The Interzone used to be a really fiercely fought-out event with most of the best names in the country battling it out alongside some talented newcomers in the lower classes. These days it seems like quite a few handlers either don’t trial or use the trials as a training opportunity, perhaps because they have so many runs at DAC already that they don’t really want another one.
And then there’s prizegiving, which now takes well over an hour, with the applause getting less and less enthusiastic as it drags on. I look at some other sports where the prizes are presented over dinner in the evening and wish we could have something like that – but given the sheer number of prizes the food would be getting pretty cold by the time they’d all been dished out. 5756 entries at NZDAC this year means 575 prizes to give out – if each one takes 30 seconds that is 4h45m of prizegiving time!
Possible solutions
- Reimagine the format of the event. Fewer rings or fewer runs means more time for hanging out and socialising.
- Bring the social stuff to the show venue. The best social I can remember going to lately was a pub quiz under a marquee at the venue, at Cambridge in 2017 maybe? The dressup aspect was a bit lacking but I got to move round the tables and catch up with people, plus my team won the quiz. I think Zone 5 did well at Cromwell in 2019 too, using a function room at the venue to host the dinner, although as show sec the 5am starts caught up on me and I didn’t last the distance.
- Encourage mixing and mingling during the day. I liked the tables set up near the food trucks at the Rakaia in 2016, and they encouraged people to sit and eat together with others they didn’t know or hadn’t seen in a while, rather than scurrying back to their day tents with their food. Spot prizes could also be a way to encourage more mixing and mingling, e.g. “find somebody whose dog shares your birthday”, “find somebody who used to live in your zone but doesn’t any more”.
- Revert the interzone to the geographic zones only. Being on a zone team is a great chance of a newcomer to share an experience alongside some of their idols, pick up a few training tips from them, and feel like an important part of their local agility community. JDT camp is a huge opportunity each year to bring all the junior handlers together and build connections in that community. I think the interzone should be about local ties, and about young handlers feel part of their local agility scene, not setting them apart from it.
- Let zones choose their own methods to select teams.
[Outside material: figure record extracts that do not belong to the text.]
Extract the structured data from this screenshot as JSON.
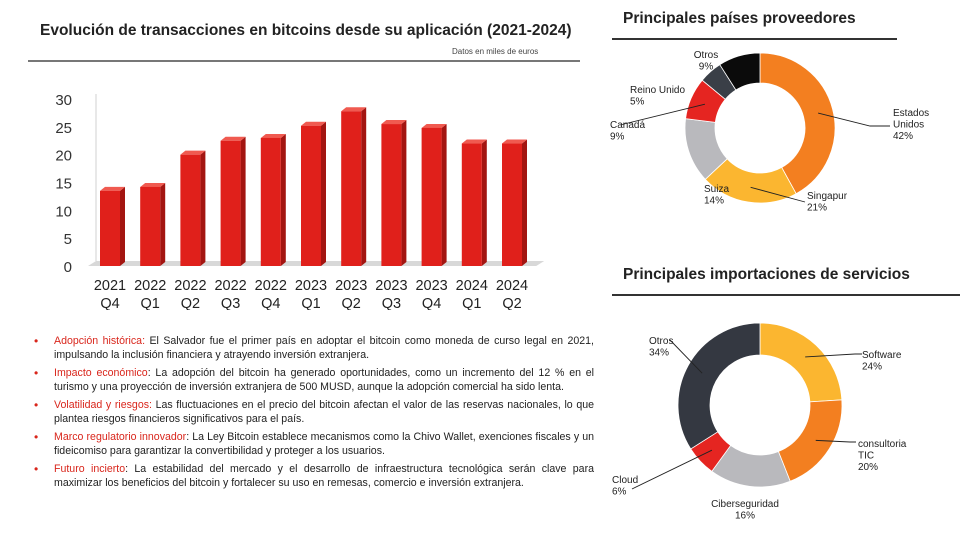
{
  "bar_panel": {
    "title": "Evolución de transacciones en bitcoins desde su aplicación (2021-2024)",
    "units_note": "Datos en miles de euros"
  },
  "suppliers_panel": {
    "title": "Principales países proveedores"
  },
  "services_panel": {
    "title": "Principales importaciones de servicios"
  },
  "bullets": [
    {
      "lead": "Adopción histórica:",
      "text": " El Salvador fue el primer país en adoptar el bitcoin como moneda de curso legal en 2021, impulsando la inclusión financiera y atrayendo inversión extranjera."
    },
    {
      "lead": "Impacto económico",
      "text": ": La adopción del bitcoin ha generado oportunidades, como un incremento del 12 % en el turismo y una proyección de inversión extranjera de 500 MUSD, aunque la adopción comercial ha sido lenta."
    },
    {
      "lead": "Volatilidad y riesgos:",
      "text": " Las fluctuaciones en el precio del bitcoin afectan el valor de las reservas nacionales, lo que plantea riesgos financieros significativos para el país."
    },
    {
      "lead": "Marco regulatorio innovador",
      "text": ": La Ley Bitcoin establece mecanismos como la Chivo Wallet, exenciones fiscales y un fideicomiso para garantizar la convertibilidad y proteger a los usuarios."
    },
    {
      "lead": "Futuro incierto",
      "text": ": La estabilidad del mercado y el desarrollo de infraestructura tecnológica serán clave para maximizar los beneficios del bitcoin y fortalecer su uso en remesas, comercio e inversión extranjera."
    }
  ],
  "chart_data": [
    {
      "type": "bar",
      "categories": [
        [
          "2021",
          "Q4"
        ],
        [
          "2022",
          "Q1"
        ],
        [
          "2022",
          "Q2"
        ],
        [
          "2022",
          "Q3"
        ],
        [
          "2022",
          "Q4"
        ],
        [
          "2023",
          "Q1"
        ],
        [
          "2023",
          "Q2"
        ],
        [
          "2023",
          "Q3"
        ],
        [
          "2023",
          "Q4"
        ],
        [
          "2024",
          "Q1"
        ],
        [
          "2024",
          "Q2"
        ]
      ],
      "values": [
        13.5,
        14.2,
        20,
        22.5,
        23,
        25.2,
        27.8,
        25.5,
        24.8,
        22,
        22
      ],
      "title": "Evolución de transacciones en bitcoins desde su aplicación (2021-2024)",
      "ylim": [
        0,
        30
      ],
      "yticks": [
        0,
        5,
        10,
        15,
        20,
        25,
        30
      ],
      "grid": false,
      "bar_color": "#e0201b"
    },
    {
      "type": "pie",
      "donut": true,
      "title": "Principales países proveedores",
      "slices": [
        {
          "label": [
            "Estados",
            "Unidos"
          ],
          "pct": "42%",
          "value": 42,
          "color": "#f37f20"
        },
        {
          "label": [
            "Singapur"
          ],
          "pct": "21%",
          "value": 21,
          "color": "#fbb630"
        },
        {
          "label": [
            "Suiza"
          ],
          "pct": "14%",
          "value": 14,
          "color": "#b9b9bd"
        },
        {
          "label": [
            "Canadá"
          ],
          "pct": "9%",
          "value": 9,
          "color": "#e52521"
        },
        {
          "label": [
            "Reino Unido"
          ],
          "pct": "5%",
          "value": 5,
          "color": "#3a3f47"
        },
        {
          "label": [
            "Otros"
          ],
          "pct": "9%",
          "value": 9,
          "color": "#0b0b0b"
        }
      ]
    },
    {
      "type": "pie",
      "donut": true,
      "title": "Principales importaciones de servicios",
      "slices": [
        {
          "label": [
            "Software"
          ],
          "pct": "24%",
          "value": 24,
          "color": "#fbb630"
        },
        {
          "label": [
            "consultoria",
            "TIC"
          ],
          "pct": "20%",
          "value": 20,
          "color": "#f37f20"
        },
        {
          "label": [
            "Ciberseguridad"
          ],
          "pct": "16%",
          "value": 16,
          "color": "#b9b9bd"
        },
        {
          "label": [
            "Cloud"
          ],
          "pct": "6%",
          "value": 6,
          "color": "#e52521"
        },
        {
          "label": [
            "Otros"
          ],
          "pct": "34%",
          "value": 34,
          "color": "#343841"
        }
      ]
    }
  ]
}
I was opposed to the standardisation of team trials when it happened back in 2011, because I felt that different zones had already found different methods that worked well for them, so why mess with it? For Zone 5 (which is pretty spread out) I feel it was better to consider results from regular shows rather than holding a dedicated weekend of trials that requires another weekend of travel – and it might make me more likely to trial, if I had a dog that was up to standard.
- Reduce the number of prizes on offer. I suspect this is not going to a popular idea, but hear me out. I think it’s great to have lots of prizes on offer at local shows so that most people have a chance of winning one now and again, and there’s nothing like a ribbon to get a newbie hooked on the sport. But at a national event there needs to be a balance between encouraging participation and rewarding truly exceptional performance – and at a national event that has grown to the point where prizegivings take over an hour a day, I don’t think that balance is quite right.